I enjoy stupid humour, and was glad to see the movie, but it wasn't good enough to watch a second time. What was really well done, however, were the set designs and the art direction. The world of Your Highness was more stunning than the content of the movie warranted. Castles, caves, huts, vast valleys, trees and woodlands, dungeons, labyrinths, cliffs and a climactic scene in a tower made this movie worth watching. Specifically, what was really breathtaking was the fantasy world, based on quasi medieval worlds, that the director and art supervisor created.
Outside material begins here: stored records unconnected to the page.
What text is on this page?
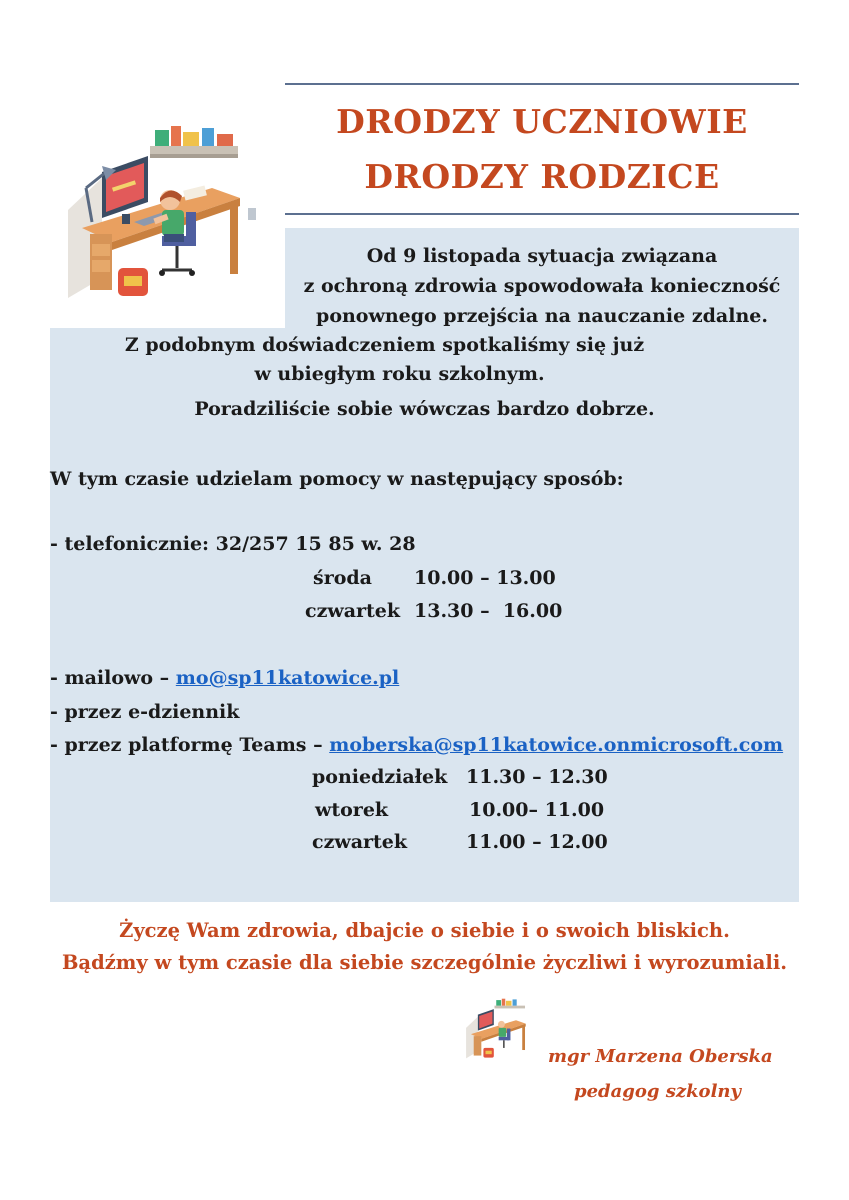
DRODZY UCZNIOWIE
DRODZY RODZICE
Od 9 listopada sytuacja związana
z ochroną zdrowia spowodowała konieczność
ponownego przejścia na nauczanie zdalne.
Z podobnym doświadczeniem spotkaliśmy się już
w ubiegłym roku szkolnym.
Poradziliście sobie wówczas bardzo dobrze.
W tym czasie udzielam pomocy w następujący sposób:
- telefonicznie: 32/257 15 85 w. 28
środa 10.00 – 13.00
czwartek 13.30 –  16.00
- mailowo – mo@sp11katowice.pl
- przez e-dziennik
- przez platformę Teams – moberska@sp11katowice.onmicrosoft.com
poniedziałek 11.30 – 12.30
wtorek	10.00– 11.00
czwartek	11.00 – 12.00
Życzę Wam zdrowia, dbajcie o siebie i o swoich bliskich.
Bądźmy w tym czasie dla siebie szczególnie życzliwi i wyrozumiali.
mgr Marzena Oberska
pedagog szkolny
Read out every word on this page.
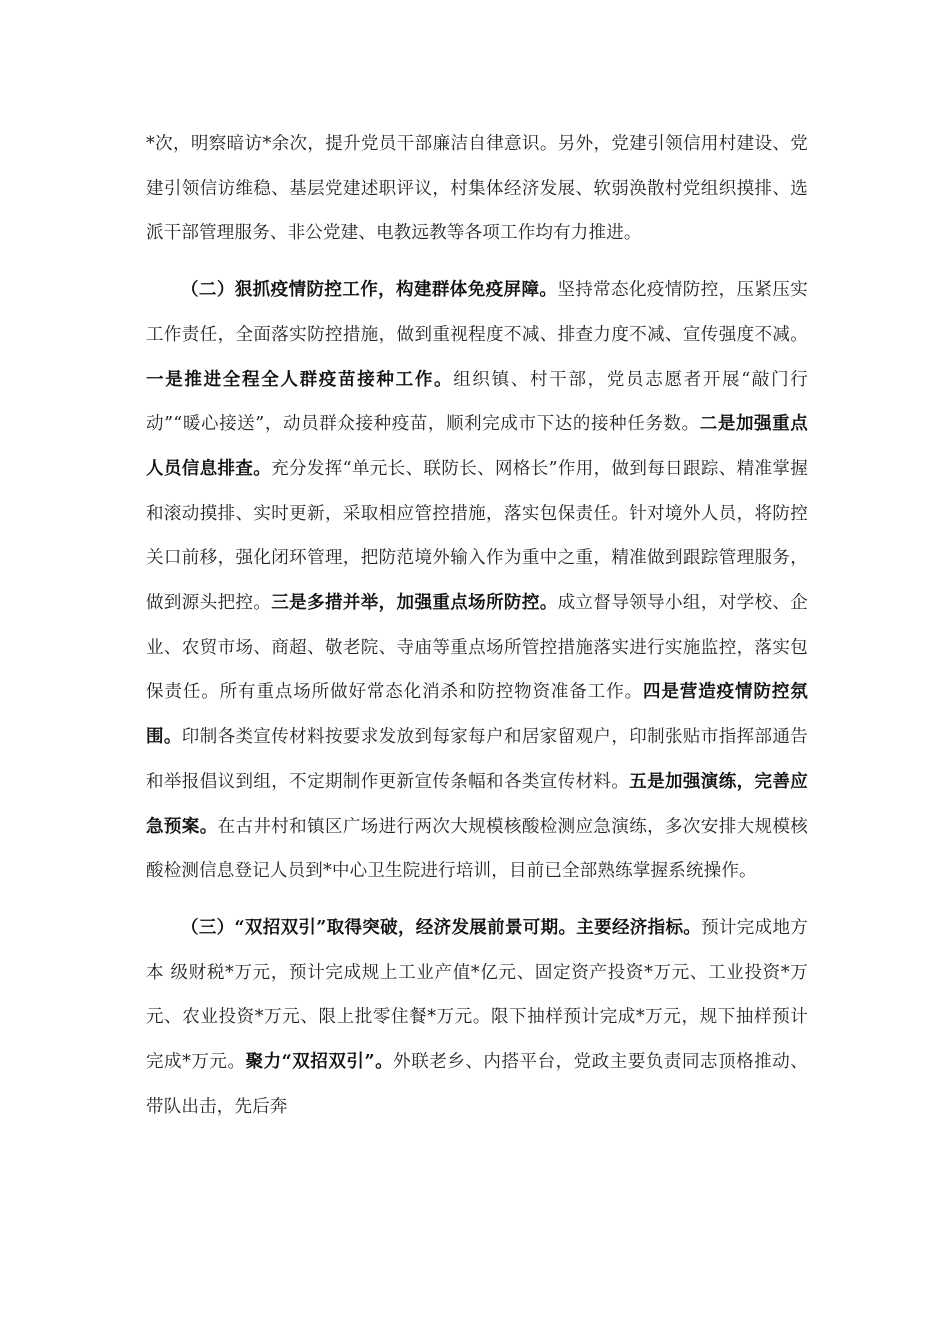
*次，明察暗访*余次，提升党员干部廉洁自律意识。另外，党建引领信用村建设、党建引领信访维稳、基层党建述职评议，村集体经济发展、软弱涣散村党组织摸排、选派干部管理服务、非公党建、电教远教等各项工作均有力推进。

（二）狠抓疫情防控工作，构建群体免疫屏障。坚持常态化疫情防控，压紧压实工作责任，全面落实防控措施，做到重视程度不减、排查力度不减、宣传强度不减。一是推进全程全人群疫苗接种工作。组织镇、村干部，党员志愿者开展“敲门行动”“暖心接送”，动员群众接种疫苗，顺利完成市下达的接种任务数。二是加强重点人员信息排查。充分发挥“单元长、联防长、网格长”作用，做到每日跟踪、精准掌握和滚动摸排、实时更新，采取相应管控措施，落实包保责任。针对境外人员，将防控关口前移，强化闭环管理，把防范境外输入作为重中之重，精准做到跟踪管理服务，做到源头把控。三是多措并举，加强重点场所防控。成立督导领导小组，对学校、企业、农贸市场、商超、敬老院、寺庙等重点场所管控措施落实进行实施监控，落实包保责任。所有重点场所做好常态化消杀和防控物资准备工作。四是营造疫情防控氛围。印制各类宣传材料按要求发放到每家每户和居家留观户，印制张贴市指挥部通告和举报倡议到组，不定期制作更新宣传条幅和各类宣传材料。五是加强演练，完善应急预案。在古井村和镇区广场进行两次大规模核酸检测应急演练，多次安排大规模核酸检测信息登记人员到*中心卫生院进行培训，目前已全部熟练掌握系统操作。

（三）“双招双引”取得突破，经济发展前景可期。主要经济指标。预计完成地方本 级财税*万元，预计完成规上工业产值*亿元、固定资产投资*万元、工业投资*万元、农业投资*万元、限上批零住餐*万元。限下抽样预计完成*万元，规下抽样预计完成*万元。聚力“双招双引”。外联老乡、内搭平台，党政主要负责同志顶格推动、带队出击，先后奔
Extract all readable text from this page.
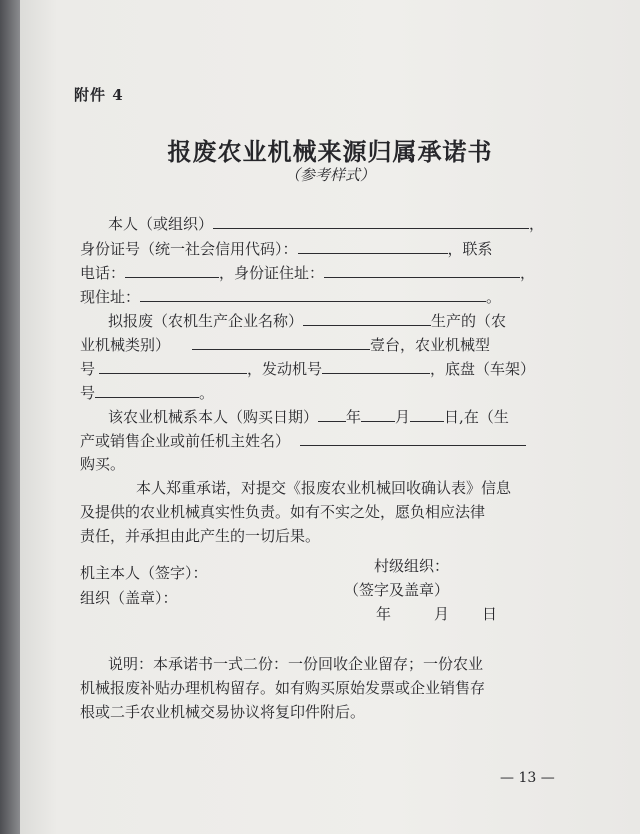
附件 4
报废农业机械来源归属承诺书
（参考样式）
本人（或组织）	，
身份证号（统一社会信用代码）：	，联系
电话：	，身份证住址：	，
现住址：	。
拟报废（农机生产企业名称）	生产的（农
业机械类别）	壹台，农业机械型
号	，发动机号	，底盘（车架）
号	。
该农业机械系本人（购买日期） 年 月 日,在（生
产或销售企业或前任机主姓名）
购买。
本人郑重承诺，对提交《报废农业机械回收确认表》信息
及提供的农业机械真实性负责。如有不实之处，愿负相应法律
责任，并承担由此产生的一切后果。
机主本人（签字）：
组织（盖章）：
村级组织：
（签字及盖章）
年	月 日
说明：本承诺书一式二份：一份回收企业留存；一份农业
机械报废补贴办理机构留存。如有购买原始发票或企业销售存
根或二手农业机械交易协议将复印件附后。
— 13 —
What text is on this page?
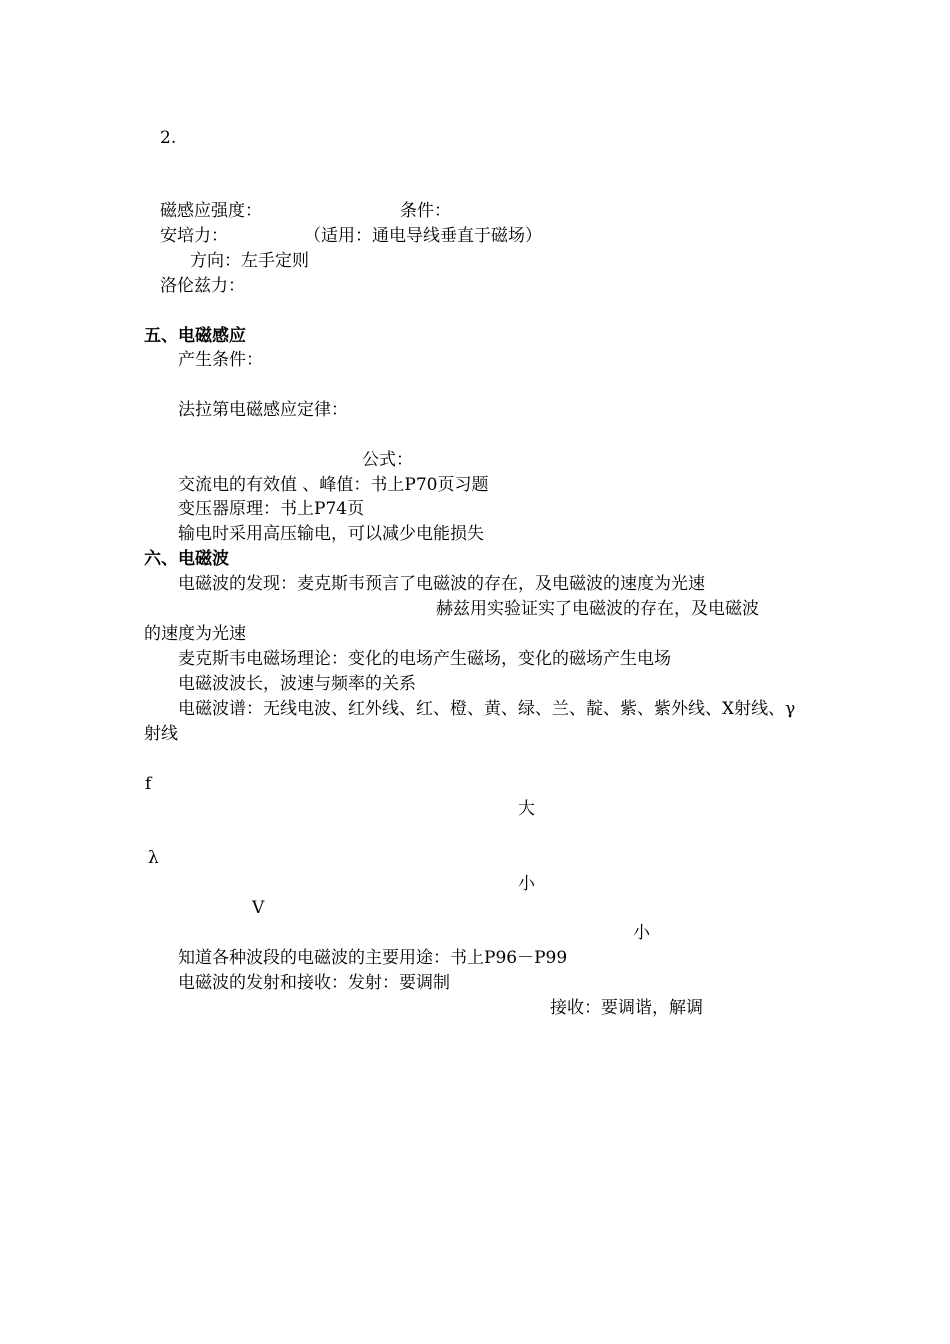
2.
磁感应强度：	条件：
安培力：	（适用：通电导线垂直于磁场）
方向：左手定则
洛伦兹力：
五、电磁感应
产生条件：
法拉第电磁感应定律：
公式：
交流电的有效值 、峰值：书上P70页习题
变压器原理：书上P74页
输电时采用高压输电，可以减少电能损失
六、电磁波
电磁波的发现：麦克斯韦预言了电磁波的存在，及电磁波的速度为光速
赫兹用实验证实了电磁波的存在，及电磁波
的速度为光速
麦克斯韦电磁场理论：变化的电场产生磁场，变化的磁场产生电场
电磁波波长，波速与频率的关系
电磁波谱：无线电波、红外线、红、橙、黄、绿、兰、靛、紫、紫外线、X射线、γ
射线
f
大
λ
小
V
小
知道各种波段的电磁波的主要用途：书上P96－P99
电磁波的发射和接收：发射：要调制
接收：要调谐，解调
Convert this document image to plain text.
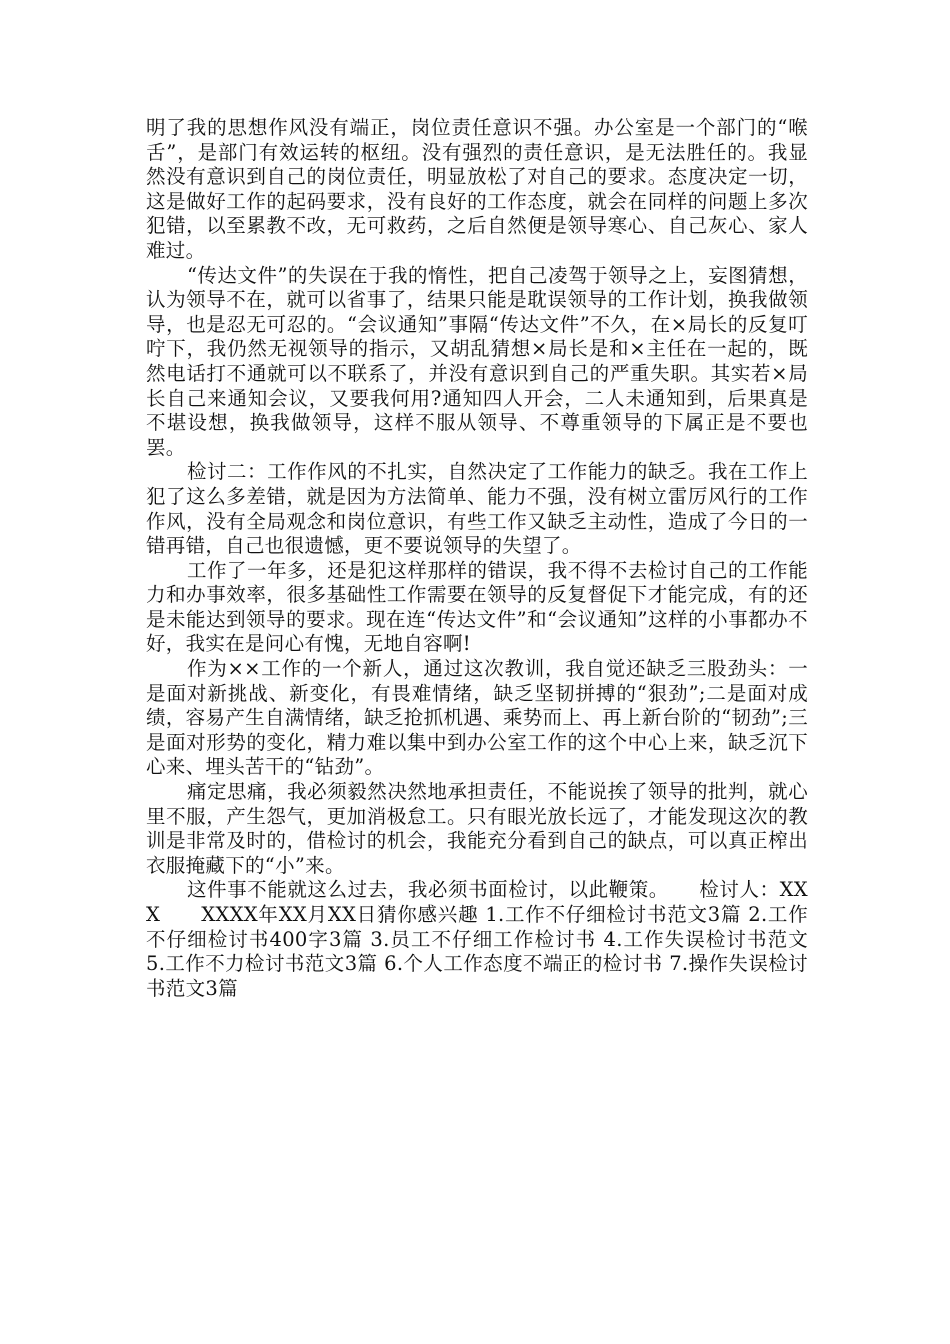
明了我的思想作风没有端正，岗位责任意识不强。办公室是一个部门的“喉舌”，是部门有效运转的枢纽。没有强烈的责任意识，是无法胜任的。我显然没有意识到自己的岗位责任，明显放松了对自己的要求。态度决定一切，这是做好工作的起码要求，没有良好的工作态度，就会在同样的问题上多次犯错，以至累教不改，无可救药，之后自然便是领导寒心、自己灰心、家人难过。

“传达文件”的失误在于我的惰性，把自己凌驾于领导之上，妄图猜想，认为领导不在，就可以省事了，结果只能是耽误领导的工作计划，换我做领导，也是忍无可忍的。“会议通知”事隔“传达文件”不久，在×局长的反复叮咛下，我仍然无视领导的指示，又胡乱猜想×局长是和×主任在一起的，既然电话打不通就可以不联系了，并没有意识到自己的严重失职。其实若×局长自己来通知会议，又要我何用?通知四人开会，二人未通知到，后果真是不堪设想，换我做领导，这样不服从领导、不尊重领导的下属正是不要也罢。

检讨二：工作作风的不扎实，自然决定了工作能力的缺乏。我在工作上犯了这么多差错，就是因为方法简单、能力不强，没有树立雷厉风行的工作作风，没有全局观念和岗位意识，有些工作又缺乏主动性，造成了今日的一错再错，自己也很遗憾，更不要说领导的失望了。

工作了一年多，还是犯这样那样的错误，我不得不去检讨自己的工作能力和办事效率，很多基础性工作需要在领导的反复督促下才能完成，有的还是未能达到领导的要求。现在连“传达文件”和“会议通知”这样的小事都办不好，我实在是问心有愧，无地自容啊!

作为××工作的一个新人，通过这次教训，我自觉还缺乏三股劲头：一是面对新挑战、新变化，有畏难情绪，缺乏坚韧拼搏的“狠劲”;二是面对成绩，容易产生自满情绪，缺乏抢抓机遇、乘势而上、再上新台阶的“韧劲”;三是面对形势的变化，精力难以集中到办公室工作的这个中心上来，缺乏沉下心来、埋头苦干的“钻劲”。

痛定思痛，我必须毅然决然地承担责任，不能说挨了领导的批判，就心里不服，产生怨气，更加消极怠工。只有眼光放长远了，才能发现这次的教训是非常及时的，借检讨的机会，我能充分看到自己的缺点，可以真正榨出衣服掩藏下的“小”来。

这件事不能就这么过去，我必须书面检讨，以此鞭策。　　检讨人：XXX　　XXXX年XX月XX日猜你感兴趣 1.工作不仔细检讨书范文3篇 2.工作不仔细检讨书400字3篇 3.员工不仔细工作检讨书 4.工作失误检讨书范文 5.工作不力检讨书范文3篇 6.个人工作态度不端正的检讨书 7.操作失误检讨书范文3篇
What was really interesting, however, is that the 'medieval' world created by the film had a distinctly eighties feel to it. To understand the appeal of Your Highness, look back to fantasy and medieval worlds of the 1980s and early nineties to see director David Gordon Green and Danny McBride's influences. Watching Your Highness I felt nostalgia for the tolkie-esque and medieval-esque films from that period. The influence was also really seen in the aspects of medieval culture that were highlighted. The movie made jokes about chastity belts, like Robin Hood Men in Tights. They also used puppets as opposed to CGI for their wise pervert who started them on their quest, reminding us of films like Labyrinth or the Dark Crystal. The costumes and the settings reminded us of the Princess Bride or other fantasy films like Legend. The final scene before the denouement reminded us of a similar scene in Prince of Thieves, where Robin must rescue Marian before the Sheriff of Nottingham assaults her. The bad guys hair kind of reminded me of flock of seagulls, but that is in a slightly different vein. The use of evil wizards and witches, however, reminds us of so many different things, particularly the early video games from that age. There is clearly a debt here to the medievalism of the eighties, and the movie has gone through that filter and acknowledged its debt to those sources in its 'medievalism.'
It was a beautiful film though. It made me wish for a film that used those kinds of, what I might call 'medieval faire', aesthetics to tell a perhaps slightly more serious fairy tale story. Medievalists should watch it, and be nostalgic for the eighties, and for the movies that we watched that led many of us to medieval studies even though they were a far cry from most things medieval. Just, don't expect the film to be more than it is.